Speaking about the post-op complication, Dr. Rohith P Reddy, Consultant Interventional Cardiologist, Yashoda Hospitals, said, “Mr. Ludciged, a case of ca larynx post-surgery, developed tachycardia during the post-op period. The ECG revealed sinus tachycardia, and the echo was normal. A CT pulmonary angiography revealed that the patient had pulmonary thromboembolism.”

“He was started on low molecular weight anticoagulation because he was hemodynamically stable. Heparin was continued for 4 weeks with minimal interruption during fistula closure surgery, and a repeat CT before discharge revealed significant thrombus resolution. Because this was a case of provoked PTE, he was supposed to be anti-coagulated for 3 to 6 months before being reassessed,” Dr. Reddy added.

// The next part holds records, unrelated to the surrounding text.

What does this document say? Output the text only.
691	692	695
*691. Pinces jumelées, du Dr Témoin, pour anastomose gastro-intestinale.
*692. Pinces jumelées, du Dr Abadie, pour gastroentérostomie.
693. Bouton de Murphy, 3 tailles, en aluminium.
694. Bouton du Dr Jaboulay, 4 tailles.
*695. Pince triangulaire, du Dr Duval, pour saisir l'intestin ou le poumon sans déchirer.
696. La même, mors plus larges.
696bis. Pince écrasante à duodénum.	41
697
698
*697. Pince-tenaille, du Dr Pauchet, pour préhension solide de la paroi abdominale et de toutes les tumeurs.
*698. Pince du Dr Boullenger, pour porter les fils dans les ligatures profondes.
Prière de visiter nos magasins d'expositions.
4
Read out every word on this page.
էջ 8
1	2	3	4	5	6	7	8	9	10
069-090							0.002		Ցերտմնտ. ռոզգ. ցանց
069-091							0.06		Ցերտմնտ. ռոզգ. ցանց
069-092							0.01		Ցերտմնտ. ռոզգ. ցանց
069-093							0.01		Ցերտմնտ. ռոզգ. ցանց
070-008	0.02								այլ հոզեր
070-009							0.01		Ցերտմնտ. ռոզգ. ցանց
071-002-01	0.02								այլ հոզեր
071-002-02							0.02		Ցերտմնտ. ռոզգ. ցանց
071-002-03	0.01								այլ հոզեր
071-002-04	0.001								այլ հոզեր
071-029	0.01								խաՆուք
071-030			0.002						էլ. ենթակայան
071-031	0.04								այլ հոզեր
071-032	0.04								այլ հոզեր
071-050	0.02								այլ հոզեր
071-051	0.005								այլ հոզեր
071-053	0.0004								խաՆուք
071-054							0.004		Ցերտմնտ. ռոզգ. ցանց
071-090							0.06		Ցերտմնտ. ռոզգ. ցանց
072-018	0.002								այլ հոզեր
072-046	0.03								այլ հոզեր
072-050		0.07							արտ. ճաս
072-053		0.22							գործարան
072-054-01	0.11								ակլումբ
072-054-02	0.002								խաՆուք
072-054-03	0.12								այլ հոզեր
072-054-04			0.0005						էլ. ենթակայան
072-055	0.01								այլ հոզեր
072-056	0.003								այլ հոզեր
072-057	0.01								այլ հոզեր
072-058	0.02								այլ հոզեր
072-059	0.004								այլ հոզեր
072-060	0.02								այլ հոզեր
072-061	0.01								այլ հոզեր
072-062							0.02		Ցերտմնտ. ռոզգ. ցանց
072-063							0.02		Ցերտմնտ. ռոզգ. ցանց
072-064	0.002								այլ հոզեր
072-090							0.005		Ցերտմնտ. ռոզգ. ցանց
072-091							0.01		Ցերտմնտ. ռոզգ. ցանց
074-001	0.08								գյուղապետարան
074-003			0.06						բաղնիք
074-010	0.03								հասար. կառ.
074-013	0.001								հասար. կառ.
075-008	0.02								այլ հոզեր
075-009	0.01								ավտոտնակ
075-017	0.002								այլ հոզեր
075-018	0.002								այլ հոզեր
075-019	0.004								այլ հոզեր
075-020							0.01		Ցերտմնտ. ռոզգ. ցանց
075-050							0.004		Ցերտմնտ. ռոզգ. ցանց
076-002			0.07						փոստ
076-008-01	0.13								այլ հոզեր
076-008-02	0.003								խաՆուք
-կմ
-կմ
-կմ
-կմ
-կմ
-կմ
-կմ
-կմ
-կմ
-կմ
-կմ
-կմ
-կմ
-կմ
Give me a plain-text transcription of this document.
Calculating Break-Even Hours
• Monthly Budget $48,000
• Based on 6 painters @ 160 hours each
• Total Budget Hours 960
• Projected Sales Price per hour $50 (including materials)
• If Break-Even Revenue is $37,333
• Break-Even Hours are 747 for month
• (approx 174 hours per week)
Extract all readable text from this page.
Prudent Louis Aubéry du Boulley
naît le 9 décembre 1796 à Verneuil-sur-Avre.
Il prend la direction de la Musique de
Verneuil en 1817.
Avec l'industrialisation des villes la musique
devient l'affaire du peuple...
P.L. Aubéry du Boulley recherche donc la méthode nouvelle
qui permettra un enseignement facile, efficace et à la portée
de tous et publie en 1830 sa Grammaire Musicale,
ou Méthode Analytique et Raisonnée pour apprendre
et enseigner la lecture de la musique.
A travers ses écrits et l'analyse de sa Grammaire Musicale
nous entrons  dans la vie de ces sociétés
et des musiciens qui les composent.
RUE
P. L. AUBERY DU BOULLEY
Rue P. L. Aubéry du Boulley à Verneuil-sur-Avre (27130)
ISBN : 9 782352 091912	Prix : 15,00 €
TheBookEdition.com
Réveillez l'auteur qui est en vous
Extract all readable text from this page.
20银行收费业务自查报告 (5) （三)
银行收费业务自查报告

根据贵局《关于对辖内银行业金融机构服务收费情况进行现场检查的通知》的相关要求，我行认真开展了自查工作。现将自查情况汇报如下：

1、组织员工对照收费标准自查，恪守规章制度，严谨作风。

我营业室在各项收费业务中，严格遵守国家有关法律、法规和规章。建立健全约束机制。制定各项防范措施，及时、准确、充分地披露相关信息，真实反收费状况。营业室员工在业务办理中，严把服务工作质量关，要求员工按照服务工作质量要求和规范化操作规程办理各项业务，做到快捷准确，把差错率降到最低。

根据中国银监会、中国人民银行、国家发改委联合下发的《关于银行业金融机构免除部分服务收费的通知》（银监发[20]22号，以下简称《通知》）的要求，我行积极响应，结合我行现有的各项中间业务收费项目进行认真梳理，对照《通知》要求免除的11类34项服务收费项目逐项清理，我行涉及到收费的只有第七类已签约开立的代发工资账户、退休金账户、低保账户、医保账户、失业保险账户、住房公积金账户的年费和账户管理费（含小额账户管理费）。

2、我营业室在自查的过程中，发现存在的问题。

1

Laryngeal cancer: Risk factors and symptoms

Smoking or using other tobacco products can increase your risk of developing laryngeal cancer. Excessive alcohol consumption can also put you at greater risk of such cancer. The combination of alcohol and tobacco increases the risk even more. Other risk factors for laryngeal cancer include:

  • Age: It happens more in people aged 55 and older.
  • Gender: Men are more likely to develop this cancer.
  • History of head and neck cancer: About 25 per cent of people who have had head and neck cancer get it.
  • Job: Exposure to certain substances such as sulfuric acid mist, wood dust, nickel, asbestos or manufacturing mustard gas at work may increase the risk of laryngeal cancer.

Some forms of HPV (human papillomavirus), a sexually transmitted disease, are also linked to laryngeal cancer.

Voice changes, such as hoarseness that doesn’t improve after two weeks, a sore throat or cough that doesn’t go away, pain when you swallow, lump in the neck or throat, trouble making voice sounds (dysphonia), trouble breathing (dyspnea), ear pain are symptoms of laryngeal cancer. Often, these symptoms are mistaken for other conditions. If you experience these symptoms, see a doctor for an accurate diagnosis.